Turkey’s foreign trade deficit drops by 15.4 pct upon fall in oil imports, rise in exports to EU
ISTANBUL – Reuters
DHA PhotoTurkey’s foreign trade deficit has fallen 15.4 percent to $84.5 billion in 2014, due to a rise in exports to the EU, dramatic decrease in gold imports and plunging oil prices, according to data released by Turkish Statistics Institute (TÜİK) on Jan. 30.
Turkey’s exports increased to $157.72 billion in 2014 by a 3.9 percent of increase from the previous year, the all-time highest in the country.

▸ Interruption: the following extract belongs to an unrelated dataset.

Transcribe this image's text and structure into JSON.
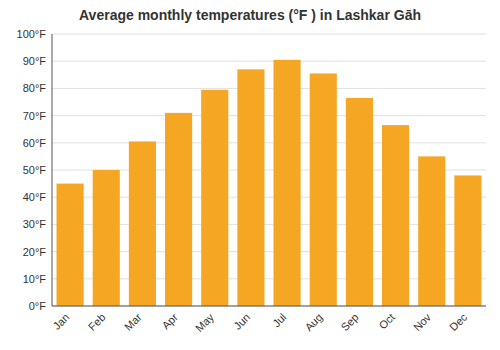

The country’s imports decreased to $242.22 billion in 2014 by a 3.7 percent of decrease from the previous year.
The export target for 2014 was announced as $160.5 billion, for imports as $244 billion and for trade deficit as 83.5 billion in the Medium-Term Economic Plan.

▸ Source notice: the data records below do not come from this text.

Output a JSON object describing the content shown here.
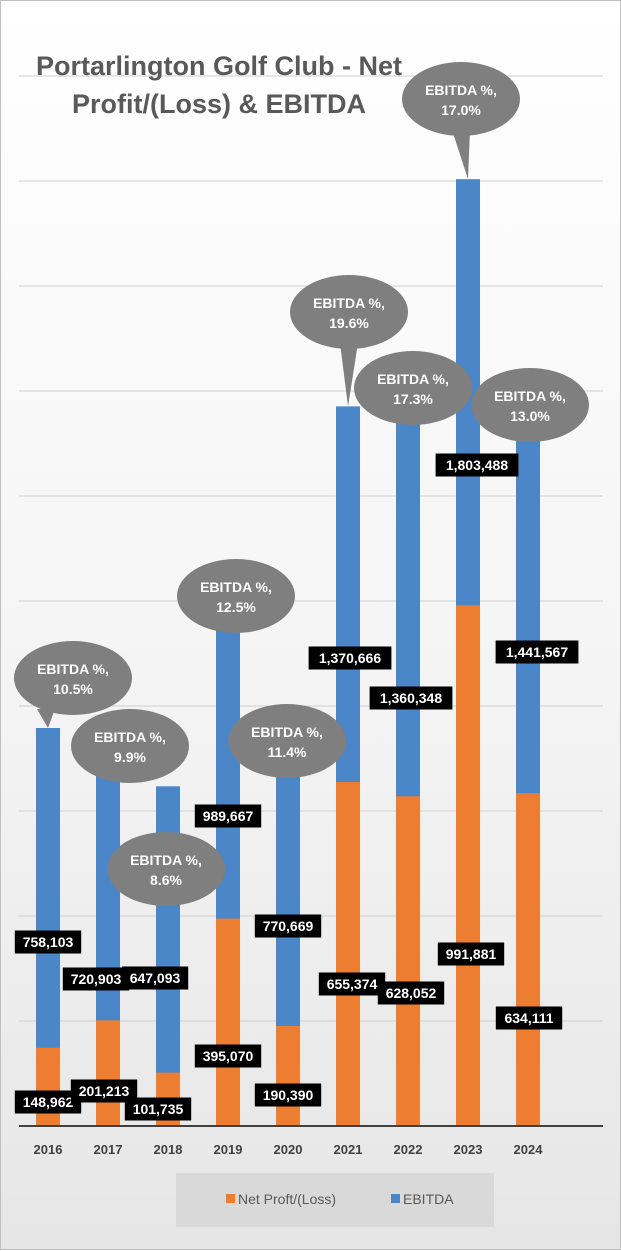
{
  "chart_data": {
    "type": "bar",
    "stacked": false,
    "title": "Portarlington Golf Club - Net Profit/(Loss) & EBITDA",
    "title_lines": [
      "Portarlington Golf Club - Net",
      "Profit/(Loss) & EBITDA"
    ],
    "categories": [
      "2016",
      "2017",
      "2018",
      "2019",
      "2020",
      "2021",
      "2022",
      "2023",
      "2024"
    ],
    "series": [
      {
        "name": "EBITDA",
        "color": "#4A86C8",
        "values": [
          758103,
          720903,
          647093,
          989667,
          770669,
          1370666,
          1360348,
          1803488,
          1441567
        ],
        "labels": [
          "758,103",
          "720,903",
          "647,093",
          "989,667",
          "770,669",
          "1,370,666",
          "1,360,348",
          "1,803,488",
          "1,441,567"
        ]
      },
      {
        "name": "Net Proft/(Loss)",
        "color": "#ED7D31",
        "values": [
          148962,
          201213,
          101735,
          395070,
          190390,
          655374,
          628052,
          991881,
          634111
        ],
        "labels": [
          "148,962",
          "201,213",
          "101,735",
          "395,070",
          "190,390",
          "655,374",
          "628,052",
          "991,881",
          "634,111"
        ]
      }
    ],
    "annotations": [
      {
        "category": "2016",
        "text": [
          "EBITDA %,",
          "10.5%"
        ]
      },
      {
        "category": "2017",
        "text": [
          "EBITDA %,",
          "9.9%"
        ]
      },
      {
        "category": "2018",
        "text": [
          "EBITDA %,",
          "8.6%"
        ]
      },
      {
        "category": "2019",
        "text": [
          "EBITDA %,",
          "12.5%"
        ]
      },
      {
        "category": "2020",
        "text": [
          "EBITDA %,",
          "11.4%"
        ]
      },
      {
        "category": "2021",
        "text": [
          "EBITDA %,",
          "19.6%"
        ]
      },
      {
        "category": "2022",
        "text": [
          "EBITDA %,",
          "17.3%"
        ]
      },
      {
        "category": "2023",
        "text": [
          "EBITDA %,",
          "17.0%"
        ]
      },
      {
        "category": "2024",
        "text": [
          "EBITDA %,",
          "13.0%"
        ]
      }
    ],
    "ylim": [
      0,
      2000000
    ],
    "y_gridline_step": 200000,
    "xlabel": "",
    "ylabel": "",
    "grid": true,
    "legend": {
      "position": "bottom",
      "entries": [
        {
          "name": "Net Proft/(Loss)",
          "color": "#ED7D31"
        },
        {
          "name": "EBITDA",
          "color": "#4A86C8"
        }
      ]
    },
    "callout_color": "#7F7F7F",
    "label_background": "#000000"
  }
}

The deficit was announced at $8.5 billion for December 2014 with a 14.6 percent decrease from the same period of the previous year, parallel with the expectations, according to the TÜİK data.
Turkey’s exports increased by 1.2 percent in December 2014 to $13.33 billion from the previous period and imports decreased to $21.83 billion with a 5.6 percent decrease.
Exports to the EU increased by 1.8 percent to $5.4 billion, increasing the share of the EU countries in total exports to 40.2 percent in December 2014 from 40 percent in December 2013.
Turkey’s main exports market was Germany in December with $1.2 billion, followed by Iraq with $1.1 billion, the U.K. with $763 million and the U.S. with $722 million.
Turkey’s imports from China stood at $2.3 billion in December, followed by Germany with $2.2 billion, Russia with $2.1 billion and the U.S. with $1.1 billion.
Turkey’s energy imports decreased to $4.43 billion in December 2014 by 15.2 percent from the previous year. The country’s energy imports fell to $54.91 billion in 2014 by a 1.8 percent decrease from the previous year. Analysts expect more decrease in Turkey’s energy imports in value in 2015 due to the decreasing trend in oil prices.